Thursday, September 14, 2017

Elektra Night at the Museum

Christine Goerke
 👍🏻
Conductor:  Henrik Nánási
Production:  Keith Warner

Elektra: Christine Goerke
Klytemnestra, Elektra's mother: Michaela Martens
Chrysothemis, Elektra's sister: Adrianne Pieczonka
Orest, Elektra's brother: Alfred Walker *
Aegisth, mother's lover: Robert Brubaker
Tutor of Orest: Anthony Reed

Last night I attended a San Francisco Opera performance of Richard Strauss's Elektra.  I have been going here for all of my adult life and can think of only one comparable performance--Die Frau ohne Schatten, also by Strauss, in 1980 with James King as The Emperor, Leonie Rysanek as The Empress and Birgit Nilsson as Barak's wife.  My soul is larger.  Everything that needs to be said has already been said about this, but I will have a go anyway.

In the recent past was another night at the museum production, of Il Trovatore with Anna Netrebko from Salzburg, but the exhibition seemed without a theme and incoherent.  Here we have what seems to be an exhibition of artifacts from Mycenae, the Greek culture which launched the Trojan War.  The house of Atreus with Agamemnon, Klytemnestra, Iphigenia, Orestes and Elektra are the central figures from this culture and appear through history in many art forms.  It is entirely plausible that an  exhibit devoted to physical objects from this time would take place.  Many of these objects appear in this production.  So we have a far more plausible intermingling of the ancient and the modern.  When they speak of Agamemnon, a man wearing the death mask said to belong to him appears.  We believe this.

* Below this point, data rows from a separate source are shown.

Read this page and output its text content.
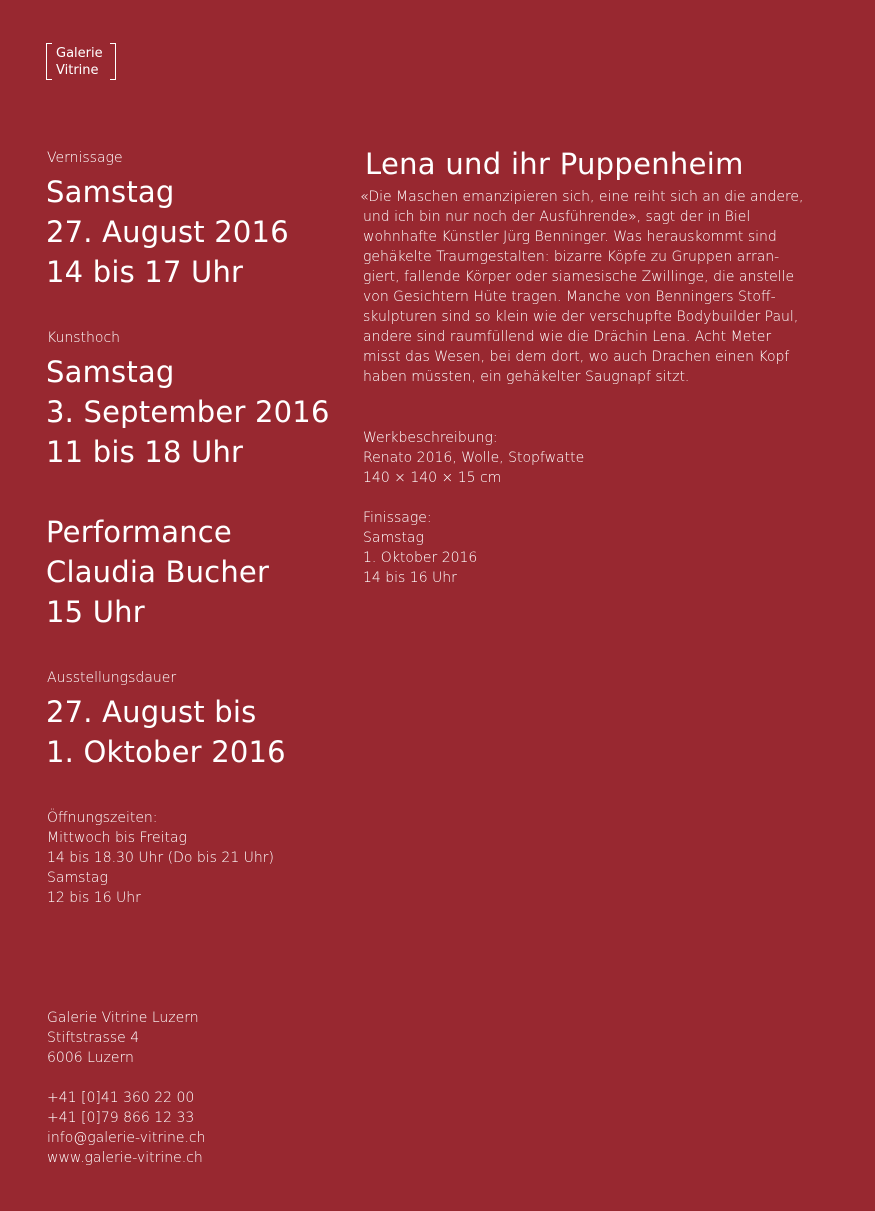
Galerie
Vitrine

Vernissage

Samstag
27. August 2016
14 bis 17 Uhr

Kunsthoch

Samstag
3. September 2016
11 bis 18 Uhr
Performance
Claudia Bucher
15 Uhr

Ausstellungsdauer

27. August bis
1. Oktober 2016
Öffnungszeiten:
Mittwoch bis Freitag
14 bis 18.30 Uhr (Do bis 21 Uhr)
Samstag
12 bis 16 Uhr
Galerie Vitrine Luzern
Stiftstrasse 4
6006 Luzern
+41 [0]41 360 22 00
+41 [0]79 866 12 33
info@galerie-vitrine.ch
www.galerie-vitrine.ch
Lena und ihr Puppenheim
«Die Maschen emanzipieren sich, eine reiht sich an die andere,
und ich bin nur noch der Ausführende», sagt der in Biel
wohnhafte Künstler Jürg Benninger. Was herauskommt sind
gehäkelte Traumgestalten: bizarre Köpfe zu Gruppen arran-
giert, fallende Körper oder siamesische Zwillinge, die anstelle
von Gesichtern Hüte tragen. Manche von Benningers Stoff-
skulpturen sind so klein wie der verschupfte Bodybuilder Paul,
andere sind raumfüllend wie die Drächin Lena. Acht Meter
misst das Wesen, bei dem dort, wo auch Drachen einen Kopf
haben müssten, ein gehäkelter Saugnapf sitzt.
Werkbeschreibung:
Renato 2016, Wolle, Stopfwatte
140 × 140 × 15 cm
Finissage:
Samstag
1. Oktober 2016
14 bis 16 Uhr
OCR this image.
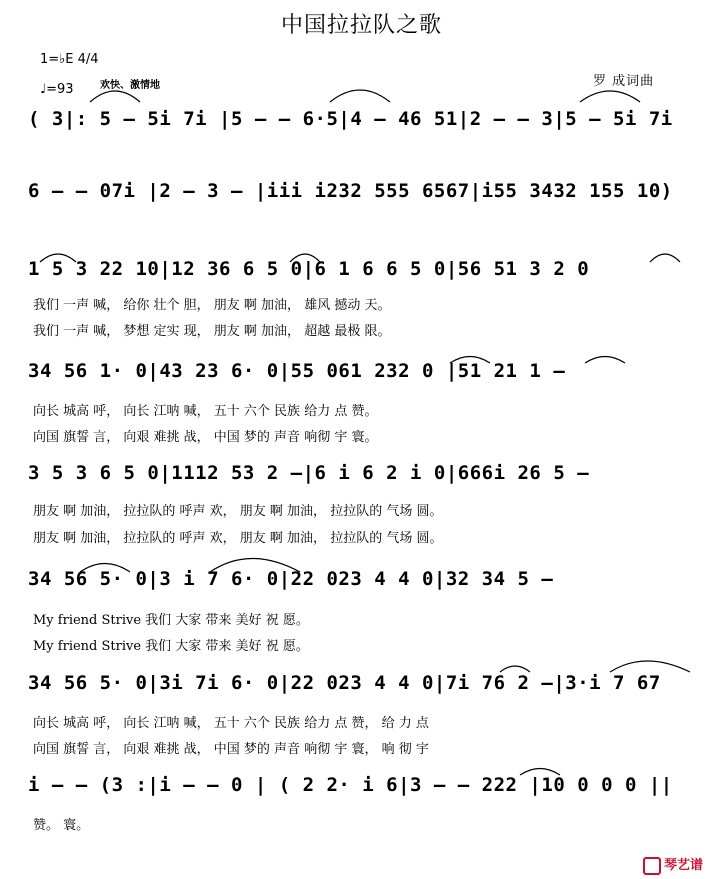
中国拉拉队之歌
1=♭E 4/4
♩=93	欢快、激情地	罗 成词曲
( 3|: 5 – 5i 7i |5 – – 6·5|4 – 46 51|2 – – 3|5 – 5i 7i
6 – – 07i |2 – 3 – |iii i232 555 6567|i55 3432 155 10)
1 5 3 22 10|12 36 6 5 0|6 1 6 6 5 0|56 51 3 2 0
我们 一声 喊， 给你 壮个 胆， 朋友 啊 加油， 雄风 撼动 天。
我们 一声 喊， 梦想 定实 现， 朋友 啊 加油， 超越 最极 限。
34 56 1· 0|43 23 6· 0|55 061 232 0 |51 21 1 –
向长 城高 呼， 向长 江呐 喊， 五十 六个 民族 给力 点 赞。
向国 旗誓 言， 向艰 难挑 战， 中国 梦的 声音 响彻 宇 寰。
3 5 3 6 5 0|1112 53 2 –|6 i 6 2 i 0|666i 26 5 –
朋友 啊 加油， 拉拉队的 呼声 欢， 朋友 啊 加油， 拉拉队的 气场 圆。
朋友 啊 加油， 拉拉队的 呼声 欢， 朋友 啊 加油， 拉拉队的 气场 圆。
34 56 5· 0|3 i 7 6· 0|22 023 4 4 0|32 34 5 –
My friend Strive 我们 大家 带来 美好 祝 愿。
My friend Strive 我们 大家 带来 美好 祝 愿。
34 56 5· 0|3i 7i 6· 0|22 023 4 4 0|7i 76 2 –|3·i 7 67
向长 城高 呼， 向长 江呐 喊， 五十 六个 民族 给力 点 赞， 给 力 点
向国 旗誓 言， 向艰 难挑 战， 中国 梦的 声音 响彻 宇 寰， 响 彻 宇
i – – (3 :|i – – 0 | ( 2 2· i 6|3 – – 222 |10 0 0 0 ||
赞。 寰。
琴艺谱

Christine's character is always clearly a modern person who is projecting her life and family onto these historical figures.  We see this most clearly when this kitchen appears:

Klytemnestra and Elektra

We exclaimed to one another, "My mother had a kitchen like that."  The time travel was handled very smoothly.  This is clearly a very successful concept regie production.  All the other characters have dual identities and appear in modern and ancient clothing.  Other productions for this opera I have seen recently have all the main action take place off stage.  Here the deaths occur before our eyes.  It is intense.

Musically I found this to be a triumph.  The three women--Christine Goerke, Michaela Martens and Adrianne Pieczonka--were performed by three big voices in glorious fashion.  The biggest surprise was in the music.  It wasn't that long ago I was bemoaning the death of great Strauss conducting.  Henrik Nánási has shown us the way back.  It was the best Strauss I've heard in years, and it was by our San Francisco Opera orchestra.  Bravi.  Because the screens were turned on, I noticed that the orchestra stood immediately when the maestro came out for his final bow, turned toward him and applauded.

It was a colossal, towering performance on every level.